3. proactive vulnerability analysis and risk prediction


Instead of just reacting to attacks, AI enables a proactive approach to security. By analyzing historical data and current trends, AI models can predict where and how your organization is most likely to be attacked.


  • Predictive analytics: AI can recognize patterns from past security incidents and use them to predict future attack scenarios. For example, it can predict that a particular component in a low-code application could be vulnerable to a new exploit. Intelligent vulnerability management: AI-powered scanners prioritize vulnerabilities not only by their technical severity, but also by their business criticality and likelihood of exploitation. This ensures that your team closes the riskiest gaps first.

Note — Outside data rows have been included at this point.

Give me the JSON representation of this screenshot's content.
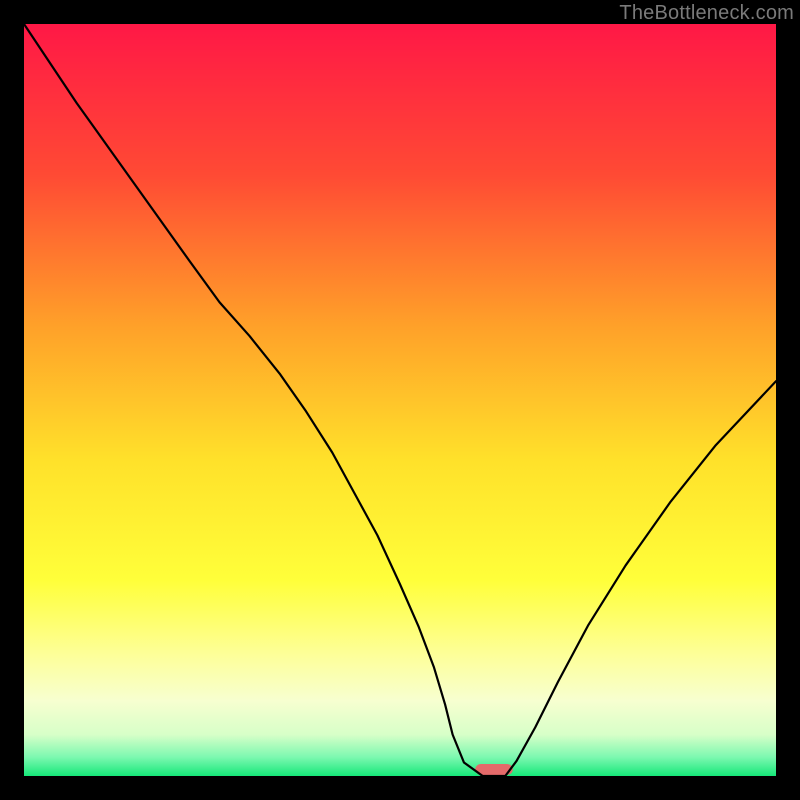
{
  "watermark": "TheBottleneck.com",
  "chart_data": {
    "type": "line",
    "title": "",
    "xlabel": "",
    "ylabel": "",
    "xlim": [
      0,
      100
    ],
    "ylim": [
      0,
      100
    ],
    "gradient_stops": [
      {
        "offset": 0.0,
        "color": "#ff1846"
      },
      {
        "offset": 0.2,
        "color": "#ff4a34"
      },
      {
        "offset": 0.4,
        "color": "#ffa029"
      },
      {
        "offset": 0.58,
        "color": "#ffe12a"
      },
      {
        "offset": 0.74,
        "color": "#ffff3a"
      },
      {
        "offset": 0.84,
        "color": "#fdff9a"
      },
      {
        "offset": 0.9,
        "color": "#f7ffd0"
      },
      {
        "offset": 0.945,
        "color": "#d7ffc8"
      },
      {
        "offset": 0.975,
        "color": "#7cf8b0"
      },
      {
        "offset": 1.0,
        "color": "#16e879"
      }
    ],
    "series": [
      {
        "name": "bottleneck-curve",
        "x": [
          0.0,
          3.0,
          7.0,
          12.0,
          17.0,
          22.0,
          26.0,
          30.0,
          34.0,
          37.5,
          41.0,
          44.0,
          47.0,
          50.0,
          52.5,
          54.5,
          56.0,
          57.0,
          58.5,
          61.0,
          64.0,
          65.5,
          68.0,
          71.0,
          75.0,
          80.0,
          86.0,
          92.0,
          100.0
        ],
        "y": [
          100.0,
          95.5,
          89.5,
          82.5,
          75.5,
          68.5,
          63.0,
          58.5,
          53.5,
          48.5,
          43.0,
          37.5,
          32.0,
          25.5,
          19.8,
          14.5,
          9.5,
          5.5,
          1.8,
          0.0,
          0.0,
          2.0,
          6.5,
          12.5,
          20.0,
          28.0,
          36.5,
          44.0,
          52.5
        ]
      }
    ],
    "marker": {
      "name": "target-marker",
      "x_center": 62.5,
      "width": 5.0,
      "color": "#e46a6a"
    }
  }
}
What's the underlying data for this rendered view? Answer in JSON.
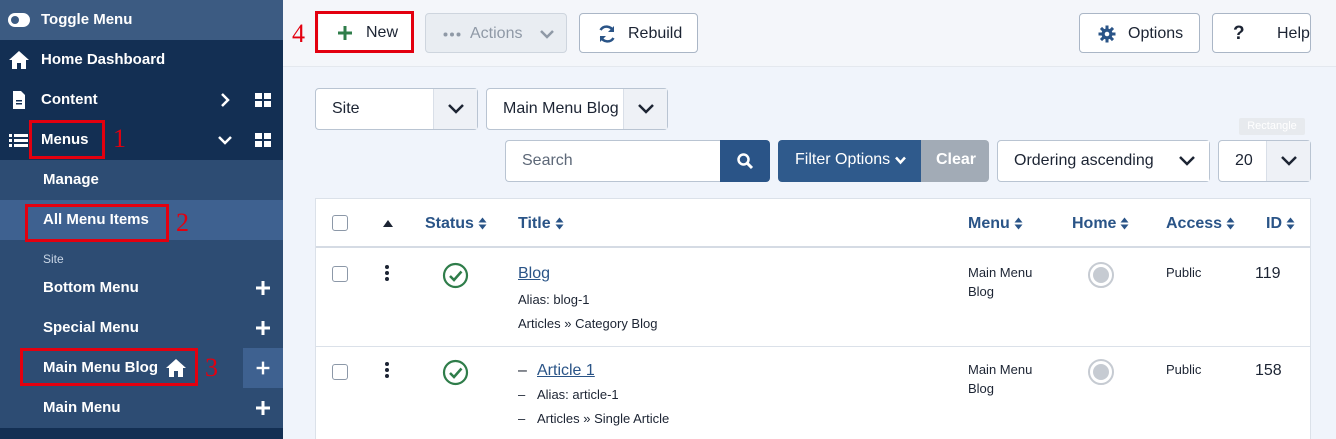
{
  "sidebar": {
    "toggle": "Toggle Menu",
    "home": "Home Dashboard",
    "content": "Content",
    "menus": "Menus",
    "manage": "Manage",
    "all_items": "All Menu Items",
    "site_label": "Site",
    "bottom_menu": "Bottom Menu",
    "special_menu": "Special Menu",
    "main_menu_blog": "Main Menu Blog",
    "main_menu": "Main Menu"
  },
  "annotations": [
    "1",
    "2",
    "3",
    "4"
  ],
  "toolbar": {
    "new": "New",
    "actions": "Actions",
    "rebuild": "Rebuild",
    "options": "Options",
    "help": "Help"
  },
  "filters": {
    "site": "Site",
    "menu": "Main Menu Blog",
    "search_placeholder": "Search",
    "filter_options": "Filter Options",
    "clear": "Clear",
    "ordering": "Ordering ascending",
    "limit": "20",
    "rect_tag": "Rectangle"
  },
  "table": {
    "headers": {
      "status": "Status",
      "title": "Title",
      "menu": "Menu",
      "home": "Home",
      "access": "Access",
      "id": "ID"
    },
    "rows": [
      {
        "title": "Blog",
        "alias": "Alias: blog-1",
        "type": "Articles » Category Blog",
        "menu": "Main Menu Blog",
        "access": "Public",
        "id": "119",
        "published": true
      },
      {
        "prefix": "–",
        "title": "Article 1",
        "alias": "Alias: article-1",
        "type": "Articles » Single Article",
        "menu": "Main Menu Blog",
        "access": "Public",
        "id": "158",
        "published": true
      }
    ]
  },
  "colors": {
    "sidebar_bg": "#132f53",
    "accent": "#2a5487",
    "annotation": "#e3000f",
    "published": "#2f7d4a"
  }
}
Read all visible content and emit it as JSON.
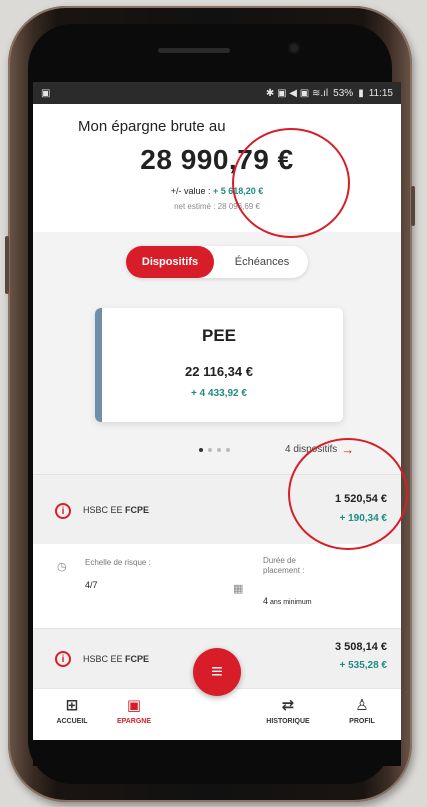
{
  "statusbar": {
    "left_icon": "image-icon",
    "right_text": "53%",
    "time": "11:15",
    "icons_text": "✱ ▣ ◀ ▣ ≋.ıl"
  },
  "header": {
    "label": "Mon épargne brute au",
    "amount": "28 990,79 €",
    "value_prefix": "+/- value : ",
    "value": "+ 5 618,20 €",
    "estimate_prefix": "net estimé : ",
    "estimate": "28 096,69 €"
  },
  "tabs": {
    "active": "Dispositifs",
    "inactive": "Échéances"
  },
  "card": {
    "title": "PEE",
    "amount": "22 116,34 €",
    "gain": "+ 4 433,92 €"
  },
  "carousel": {
    "link": "4 dispositifs"
  },
  "funds": [
    {
      "name": "HSBC EE ",
      "name_bold": "FCPE",
      "amount": "1 520,54 €",
      "gain": "+ 190,34 €"
    },
    {
      "name": "HSBC EE ",
      "name_bold": "FCPE",
      "amount": "3 508,14 €",
      "gain": "+ 535,28 €"
    }
  ],
  "details": {
    "risk_label": "Echelle de risque :",
    "risk_value": "4/7",
    "duration_label_1": "Durée de",
    "duration_label_2": "placement :",
    "duration_value_num": "4",
    "duration_value_text": " ans minimum"
  },
  "nav": {
    "home": "ACCUEIL",
    "savings": "EPARGNE",
    "history": "HISTORIQUE",
    "profile": "PROFIL"
  },
  "colors": {
    "brand_red": "#d71e28",
    "gain_green": "#1f8c80",
    "card_bar": "#6f8fa8"
  }
}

4. scalable security for a growing application landscape


Low-code platforms are fueling the "citizen development" movement, where employees without in-depth IT knowledge create applications. This is leading to an explosion in the number of applications. AI security scales effortlessly with this growth.


  • Adaptability: AI systems can handle growing volumes of data and applications without the need for a proportional increase in resources.

  • Consistent security standards: Regardless of who creates an application, a centralized AI-driven security platform ensures that basic security policies and checks are applied automatically and consistently to all new applications.


5. intelligent compliance and governance 🏛️


In regulated industries, compliance with standards such as GDPR, HIPAA or FedRAMP is non-negotiable. The dynamics of low-code can complicate governance. AI automates and simplifies this process.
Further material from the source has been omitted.